‘Our mission here is to drive payroll of the service department up as high as
possible, because this may be the only way to maximize consistent profitability.’
You may be thinking, this guy is nuts.
Well, he is not. To set the stage let’s review some basic metrics.
We know that, in a residential retail operation, service labor should be something below 22% of service revenue. If this is not being tracked and used as a leadership tool, this may be a good first step in managing labor costs.
Before we begin to plan for methods to drive profitability in the service department, it may be helpful to assess the realities of the technician world in the 21st Century.
The Technician
Reality 1: Many senior technicians see a lack of accountability to be one of the perks even though their R/H may not be the best.

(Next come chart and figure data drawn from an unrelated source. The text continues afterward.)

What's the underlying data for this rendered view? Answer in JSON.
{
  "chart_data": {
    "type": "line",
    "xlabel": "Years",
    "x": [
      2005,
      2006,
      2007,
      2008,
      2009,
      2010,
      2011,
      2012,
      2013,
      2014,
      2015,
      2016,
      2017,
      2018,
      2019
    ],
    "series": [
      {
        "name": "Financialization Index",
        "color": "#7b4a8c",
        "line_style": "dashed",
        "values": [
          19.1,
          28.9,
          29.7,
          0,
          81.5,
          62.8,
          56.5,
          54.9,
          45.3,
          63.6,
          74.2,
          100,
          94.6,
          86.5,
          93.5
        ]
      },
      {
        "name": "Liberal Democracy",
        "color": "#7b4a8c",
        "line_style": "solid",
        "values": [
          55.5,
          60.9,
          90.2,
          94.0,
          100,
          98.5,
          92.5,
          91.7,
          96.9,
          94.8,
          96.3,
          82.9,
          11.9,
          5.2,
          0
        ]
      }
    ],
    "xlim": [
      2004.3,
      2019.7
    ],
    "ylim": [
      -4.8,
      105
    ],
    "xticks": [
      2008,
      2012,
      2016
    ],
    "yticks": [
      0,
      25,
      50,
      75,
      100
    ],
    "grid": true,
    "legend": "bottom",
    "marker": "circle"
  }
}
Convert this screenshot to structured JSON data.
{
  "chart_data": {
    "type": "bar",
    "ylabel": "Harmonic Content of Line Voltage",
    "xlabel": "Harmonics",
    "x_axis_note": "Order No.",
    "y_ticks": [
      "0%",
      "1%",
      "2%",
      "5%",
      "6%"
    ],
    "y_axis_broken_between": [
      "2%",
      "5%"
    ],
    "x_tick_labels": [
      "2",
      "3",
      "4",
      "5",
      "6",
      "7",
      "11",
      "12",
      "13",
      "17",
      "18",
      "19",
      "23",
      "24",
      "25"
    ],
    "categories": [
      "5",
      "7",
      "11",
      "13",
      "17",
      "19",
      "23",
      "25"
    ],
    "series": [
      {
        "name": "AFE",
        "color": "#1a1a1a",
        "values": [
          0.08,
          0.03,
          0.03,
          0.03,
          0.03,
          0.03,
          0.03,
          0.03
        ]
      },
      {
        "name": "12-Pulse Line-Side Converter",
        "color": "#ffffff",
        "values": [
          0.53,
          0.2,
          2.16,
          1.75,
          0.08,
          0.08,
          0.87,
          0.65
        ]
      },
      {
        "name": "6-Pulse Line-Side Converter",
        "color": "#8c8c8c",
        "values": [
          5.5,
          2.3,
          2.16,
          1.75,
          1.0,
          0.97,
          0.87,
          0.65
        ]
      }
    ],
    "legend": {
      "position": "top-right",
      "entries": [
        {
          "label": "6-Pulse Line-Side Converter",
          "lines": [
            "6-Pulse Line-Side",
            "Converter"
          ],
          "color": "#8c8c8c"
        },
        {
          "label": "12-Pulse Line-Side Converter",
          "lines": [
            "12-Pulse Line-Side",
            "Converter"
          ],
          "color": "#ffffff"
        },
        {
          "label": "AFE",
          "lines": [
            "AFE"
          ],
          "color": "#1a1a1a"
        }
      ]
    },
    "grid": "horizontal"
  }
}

Reality 2: As demand for service work slows, the clock gets milked.
Reality 3: Many techs feel that after a season of working 10 to 14 hours a day, they deserve to be able to work at a slower pace. Any corrective efforts are met with resentment.
Reality 4: Regardless of the inefficiencies and lack of effectiveness, employees continue to receive their paychecks. This lavishly rewards, and sometimes cements, unproductive behavior.
Reality 5: Technicians often view their role as ‘customer protector’ from the boss’s prices. For instance, $225 for replacing a capacitor (an $11 part), might seem unfair. This is easy to address, which we can discuss another time.
Hopefully, this doesn’t create too bleak of a landscape because all these issues can be positively impacted by the plan we are about to review.
The Math
Warning: Do not have a meeting about a new compensation system for techs.
It is absolutely necessary to walk through a Transition Management process, that may take as long as six months, before rolling out this plan.
Good contractors have squandered a great opportunity by skipping the necessary transitioning steps.
From here we will walk through the fundamentals of Revenue per Hour (R/H) and Revenue Sharing (R/S), and then we will walk through a sample of how contractors can handle the transition management well.
Revenue per Hour – Historically, base labor costs should be under 22% of service revenue. This labor rate presumes a slow but competent technician. And we know that many competent technicians can complete the communication requirements and mechanical tasks more quickly without rushing.
This is one area where you can reward productivity and make the service department more profitable.
For many companies, when the R/H is $110.00, labor is around 22% of Service Revenue. Here’s the idea illustrated presuming a 40-hour workweek and what a $20 increase in R/H means for profitability.
Let’s call the labor that is attributable to the technician’s overproduction a monthly Revenue Share. This is not a bonus, but it is less than 20% of revenue. This is already budgeted in the flat rate labor calculations. It could be viewed as just paying the technician what he earned with his overproduction.